I just don’t know that Montana has ever had a more dishonest politician than Matt Rosendale, a trait that was on display once again yesterday as the perpetual candidate not only posted his support for the Little Shell Tribe’s federal recognition but attended their event—despite being one of only 13 Montana State Senators who voted against the resolution calling for it.
From Facebook last night:
While it’s a lovely photo opportunity for Mr. Rosendale in his latest bid to return to Washington, the caption about a “wonderful day” doesn’t reflect the reality of Rosendale’s work while he was able to actually help the Little Shell people.
In 2015, the Montana Legislature debated a joint resolution calling on the federal government to “restore federal recognition to the Little Shell Tribe of Chippewa Indians of Montana.” The bipartisan measure was a single issue, with nothing attached to the bill. There were no costs associated with the bill.

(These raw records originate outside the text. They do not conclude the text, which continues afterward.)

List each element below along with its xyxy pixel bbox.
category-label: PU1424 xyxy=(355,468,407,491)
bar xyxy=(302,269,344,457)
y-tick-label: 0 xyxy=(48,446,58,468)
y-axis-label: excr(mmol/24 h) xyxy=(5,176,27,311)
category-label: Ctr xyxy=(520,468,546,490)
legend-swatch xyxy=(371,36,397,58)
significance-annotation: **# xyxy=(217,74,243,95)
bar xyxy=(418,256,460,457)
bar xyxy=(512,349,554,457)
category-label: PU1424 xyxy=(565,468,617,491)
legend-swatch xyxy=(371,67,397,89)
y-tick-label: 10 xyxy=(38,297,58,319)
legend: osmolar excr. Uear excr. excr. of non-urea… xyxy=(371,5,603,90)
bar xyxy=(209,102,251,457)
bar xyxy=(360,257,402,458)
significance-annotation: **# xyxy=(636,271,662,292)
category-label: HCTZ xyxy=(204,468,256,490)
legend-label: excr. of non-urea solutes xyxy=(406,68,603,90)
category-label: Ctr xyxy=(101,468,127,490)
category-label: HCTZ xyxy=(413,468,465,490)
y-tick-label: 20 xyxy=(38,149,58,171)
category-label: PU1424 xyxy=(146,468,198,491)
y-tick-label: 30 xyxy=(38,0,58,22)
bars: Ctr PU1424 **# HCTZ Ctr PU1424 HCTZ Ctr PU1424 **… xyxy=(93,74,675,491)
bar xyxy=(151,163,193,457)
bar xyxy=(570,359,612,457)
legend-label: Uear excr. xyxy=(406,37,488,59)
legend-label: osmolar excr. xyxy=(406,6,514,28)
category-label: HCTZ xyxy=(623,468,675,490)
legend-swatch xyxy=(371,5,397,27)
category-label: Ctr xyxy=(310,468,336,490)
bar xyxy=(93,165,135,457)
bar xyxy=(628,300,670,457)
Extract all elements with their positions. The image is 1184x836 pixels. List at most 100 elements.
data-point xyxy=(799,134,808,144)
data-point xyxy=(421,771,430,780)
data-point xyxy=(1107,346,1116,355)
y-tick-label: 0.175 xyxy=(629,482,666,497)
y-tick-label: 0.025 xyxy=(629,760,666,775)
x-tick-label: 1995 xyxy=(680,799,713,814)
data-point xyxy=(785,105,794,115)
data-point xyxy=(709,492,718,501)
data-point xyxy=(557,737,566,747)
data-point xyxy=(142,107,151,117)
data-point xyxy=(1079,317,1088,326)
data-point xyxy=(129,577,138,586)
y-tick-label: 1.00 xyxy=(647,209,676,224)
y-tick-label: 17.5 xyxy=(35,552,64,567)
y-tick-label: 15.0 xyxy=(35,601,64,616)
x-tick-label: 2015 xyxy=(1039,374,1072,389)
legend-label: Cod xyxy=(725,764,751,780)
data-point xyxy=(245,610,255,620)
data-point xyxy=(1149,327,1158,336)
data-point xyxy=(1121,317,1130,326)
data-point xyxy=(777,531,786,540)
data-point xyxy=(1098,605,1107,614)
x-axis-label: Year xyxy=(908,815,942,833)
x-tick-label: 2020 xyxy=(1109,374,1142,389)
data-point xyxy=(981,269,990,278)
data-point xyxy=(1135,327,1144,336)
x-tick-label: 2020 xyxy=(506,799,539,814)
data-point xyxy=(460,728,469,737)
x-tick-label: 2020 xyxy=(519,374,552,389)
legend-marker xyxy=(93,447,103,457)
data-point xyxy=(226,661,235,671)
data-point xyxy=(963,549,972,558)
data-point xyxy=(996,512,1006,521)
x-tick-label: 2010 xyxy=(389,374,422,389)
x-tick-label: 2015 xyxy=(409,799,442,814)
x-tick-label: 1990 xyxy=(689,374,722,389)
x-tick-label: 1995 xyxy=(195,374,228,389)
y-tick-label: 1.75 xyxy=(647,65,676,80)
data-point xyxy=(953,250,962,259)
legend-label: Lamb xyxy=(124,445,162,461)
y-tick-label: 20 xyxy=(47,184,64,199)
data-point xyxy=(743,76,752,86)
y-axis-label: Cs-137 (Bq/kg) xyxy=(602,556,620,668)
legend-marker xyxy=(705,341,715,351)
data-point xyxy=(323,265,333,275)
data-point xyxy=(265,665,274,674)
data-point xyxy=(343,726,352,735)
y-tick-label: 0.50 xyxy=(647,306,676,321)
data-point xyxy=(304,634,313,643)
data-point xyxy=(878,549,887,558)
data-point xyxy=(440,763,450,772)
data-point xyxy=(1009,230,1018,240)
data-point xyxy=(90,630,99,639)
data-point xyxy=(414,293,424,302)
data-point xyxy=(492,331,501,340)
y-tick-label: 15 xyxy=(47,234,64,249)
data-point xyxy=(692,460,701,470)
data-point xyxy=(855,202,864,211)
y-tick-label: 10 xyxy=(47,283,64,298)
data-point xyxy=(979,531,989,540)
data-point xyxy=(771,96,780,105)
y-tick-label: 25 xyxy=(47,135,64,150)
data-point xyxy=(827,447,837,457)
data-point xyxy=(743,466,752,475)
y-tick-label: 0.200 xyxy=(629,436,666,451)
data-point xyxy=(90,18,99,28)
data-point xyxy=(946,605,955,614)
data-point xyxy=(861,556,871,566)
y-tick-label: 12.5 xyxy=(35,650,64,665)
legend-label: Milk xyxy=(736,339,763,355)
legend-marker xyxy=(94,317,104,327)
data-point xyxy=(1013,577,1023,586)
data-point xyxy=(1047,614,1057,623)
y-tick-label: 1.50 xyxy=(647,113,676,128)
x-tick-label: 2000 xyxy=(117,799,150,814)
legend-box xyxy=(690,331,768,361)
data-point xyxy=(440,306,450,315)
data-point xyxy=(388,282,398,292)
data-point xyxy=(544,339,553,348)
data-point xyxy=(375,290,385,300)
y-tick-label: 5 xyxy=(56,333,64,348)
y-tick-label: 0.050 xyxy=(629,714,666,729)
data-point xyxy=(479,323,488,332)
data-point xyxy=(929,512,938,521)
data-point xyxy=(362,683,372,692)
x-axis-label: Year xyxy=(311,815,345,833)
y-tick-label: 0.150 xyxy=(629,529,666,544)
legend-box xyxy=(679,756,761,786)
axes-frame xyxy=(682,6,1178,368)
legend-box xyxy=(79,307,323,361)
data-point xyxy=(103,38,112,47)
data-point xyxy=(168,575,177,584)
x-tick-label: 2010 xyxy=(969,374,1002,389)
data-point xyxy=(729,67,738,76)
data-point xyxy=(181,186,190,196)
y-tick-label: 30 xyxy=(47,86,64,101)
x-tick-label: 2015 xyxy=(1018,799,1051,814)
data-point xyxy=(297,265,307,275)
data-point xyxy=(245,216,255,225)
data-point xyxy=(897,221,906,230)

The need for the state to support the measure was so obvious that it passed the deeply-divided House on a 92-7 vote, while it passed Rosendale’s Senate 37-13. And let’s just say the list of names who voted against the measure share some troubling ideas about Montana’s native people and the federal government.
But this is classic Rosendale: he posts on social media that he admires firefighters, but he voted against them repeatedly in the Legislature. He claims to support survivors of human trafficking, but he voted (joined by only six other members) against a measure that gave them a safe path to escape. He claims that he will protect people with pre-existing conditions, but has supported every Republican measure to end the Affordable Care Act’s mandate that they keep their insurance.
He lies about hunting on public lands, he lies about being a rancher, and he lies about where he lives.
Perhaps Republicans have an increased appetite for dishonesty, given a President who has lied over 16,000 times while in office, but I’d like to believe that Montana can do better than to elect someone who is either entirely incapable—or entirely unwilling—to simply tell us the truth.
Maybe the idea that politicians should stand for the truth is a quaint anachronism these days, but it’s rare to see one who is as shamelessly dishonest as Matt Rosendale has been. Montana—hell, the Republicans—can do better than this guy.